2代目江戸川清掃工場は、東京都長期計画(第3次)に基づく清掃工場の新設・建替え推進の一環として建替えがすすめられました。
平成5年1月に初代江戸川清掃工場の操業が停止された後、同年10月から建設工事が開始されました。その後、平成8年8月から試運転が開始され、平成9年1月にしゅん工を迎えました。建設費は約342億円でした。平成2年以来ごみ量が減少をつづけていることもあり、江戸川清掃工場の稼働開始により、都の長年の目標であったごみの全量焼却が達成されました。
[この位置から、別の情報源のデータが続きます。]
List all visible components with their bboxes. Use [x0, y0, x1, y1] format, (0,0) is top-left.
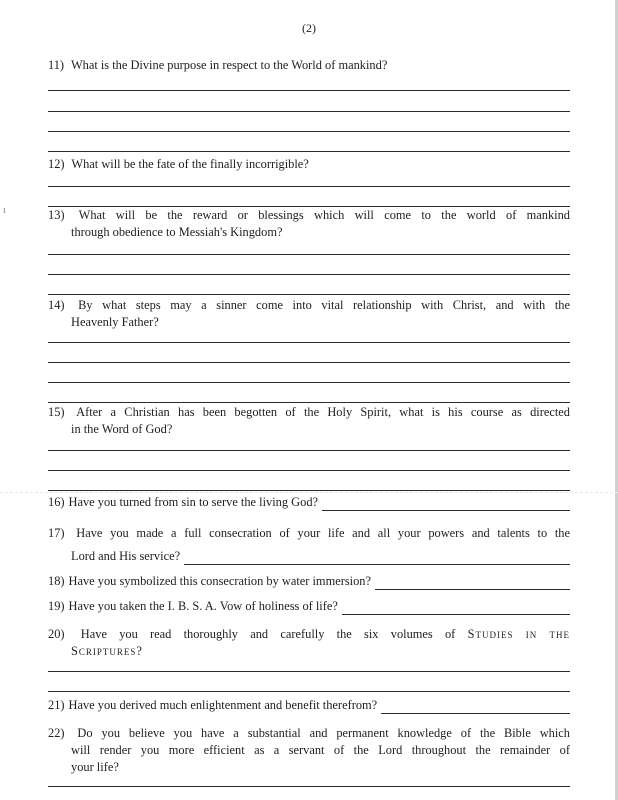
- question-number: 20): [48, 627, 65, 641]
- question-number: 19): [48, 599, 65, 613]
- paper-fold-line: [0, 492, 618, 493]
- scan-mark: ı: [3, 205, 6, 216]
- answer-line[interactable]: [48, 254, 570, 255]
- question-text-cont: Heavenly Father?: [71, 315, 159, 329]
- question-number: 21): [48, 698, 65, 712]
- question-12: [48, 156, 570, 173]
- answer-line[interactable]: [48, 671, 570, 672]
- question-16: [48, 494, 570, 511]
- answer-line[interactable]: [48, 90, 570, 91]
- book-title-the: the: [549, 627, 570, 641]
- question-text-cont: through obedience to Messiah's Kingdom?: [71, 225, 283, 239]
- question-text: Have you turned from sin to serve the living God?: [68, 495, 319, 509]
- question-text: What will be the fate of the finally incorrigible?: [71, 157, 309, 171]
- question-text: Have you derived much enlightenment and benefit therefrom?: [68, 698, 378, 712]
- question-number: 17): [48, 526, 65, 540]
- question-number: 22): [48, 726, 65, 740]
- answer-line[interactable]: [48, 274, 570, 275]
- question-text-cont: in the Word of God?: [71, 422, 173, 436]
- question-text: What is the Divine purpose in respect to the World of mankind?: [70, 58, 388, 72]
- question-text: Have you taken the I. B. S. A. Vow of holiness of life?: [68, 599, 338, 613]
- answer-line[interactable]: [342, 602, 570, 615]
- question-22: [48, 725, 570, 776]
- answer-line[interactable]: [48, 382, 570, 383]
- answer-line[interactable]: [48, 786, 570, 787]
- question-text-cont: will render you more efficient as a servant of the Lord throughout the remainder of: [71, 743, 570, 757]
- answer-line[interactable]: [381, 701, 570, 714]
- question-13: [48, 207, 570, 241]
- answer-line[interactable]: [48, 131, 570, 132]
- question-text: What will be the reward or blessings which will come to the world of mankind: [78, 208, 571, 222]
- question-number: 11): [48, 58, 65, 72]
- question-text: Have you read thoroughly and carefully the six volumes of: [80, 627, 456, 641]
- question-number: 15): [48, 405, 65, 419]
- answer-line[interactable]: [48, 450, 570, 451]
- answer-line[interactable]: [375, 577, 570, 590]
- question-text: Have you symbolized this consecration by water immersion?: [68, 574, 371, 588]
- question-20: [48, 626, 570, 660]
- question-11: [48, 57, 570, 74]
- answer-line[interactable]: [48, 111, 570, 112]
- answer-line[interactable]: [184, 552, 570, 565]
- question-number: 18): [48, 574, 65, 588]
- question-text-cont: Lord and His service?: [71, 549, 181, 563]
- book-title-studies: Studies: [467, 627, 514, 641]
- answer-line[interactable]: [48, 402, 570, 403]
- answer-line[interactable]: [48, 186, 570, 187]
- question-text: Do you believe you have a substantial and permanent knowledge of the Bible which: [77, 726, 570, 740]
- answer-line[interactable]: [322, 498, 570, 511]
- question-number: 16): [48, 495, 65, 509]
- question-18: [48, 573, 570, 590]
- question-text: Have you made a full consecration of your life and all your powers and talents to the: [76, 526, 570, 540]
- question-number: 12): [48, 157, 65, 171]
- question-number: 13): [48, 208, 65, 222]
- question-15: [48, 404, 570, 438]
- book-title-scriptures: Scriptures?: [71, 644, 143, 658]
- question-number: 14): [48, 298, 65, 312]
- question-21: [48, 697, 570, 714]
- answer-line[interactable]: [48, 342, 570, 343]
- answer-line[interactable]: [48, 470, 570, 471]
- answer-line[interactable]: [48, 294, 570, 295]
- answer-line[interactable]: [48, 691, 570, 692]
- answer-line[interactable]: [48, 151, 570, 152]
- answer-line[interactable]: [48, 490, 570, 491]
- question-19: [48, 598, 570, 615]
- question-text: After a Christian has been begotten of the Holy Spirit, what is his course as directed: [76, 405, 571, 419]
- question-text-cont: your life?: [71, 760, 119, 774]
- question-17: [48, 525, 570, 565]
- answer-line[interactable]: [48, 362, 570, 363]
- book-title-in: in: [525, 627, 538, 641]
- question-14: [48, 297, 570, 331]
- page-number: (2): [302, 21, 316, 35]
- question-text: By what steps may a sinner come into vital relationship with Christ, and with the: [78, 298, 570, 312]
その意味で、2代目江戸川清掃工場は清掃事業における時代の転換点となった清掃工場でした。
焼却能力は600t/日で同規模であり、300t/日の能力をもつ焼却炉2基が建設されました。炉形式としては、杉並清掃工場、目黒清掃工場に続いてフェルント式が採用されました。
目黒清掃工場でとられた緩衝緑地公園の設置とその一般住民への開放、有明清掃工場から始められた排ガス減温塔、ろ過式集じん器等によるダイオキシン類対策等が、同様の形で引き継がれています。
平成7年12月にしゅん工した有明清掃工場と比較して、基本的なシステムにきわだった違いはありませんが、自動化、省エネルギー、熱利用、公害防止等それぞれの面で各焼却炉メーカが技術とノウハウを競い、個々の技術に熟成が認めらます。2代目江戸川清掃工場の建設に至って、清掃工場のシステムおよび設備構成は安定し始めたといえます。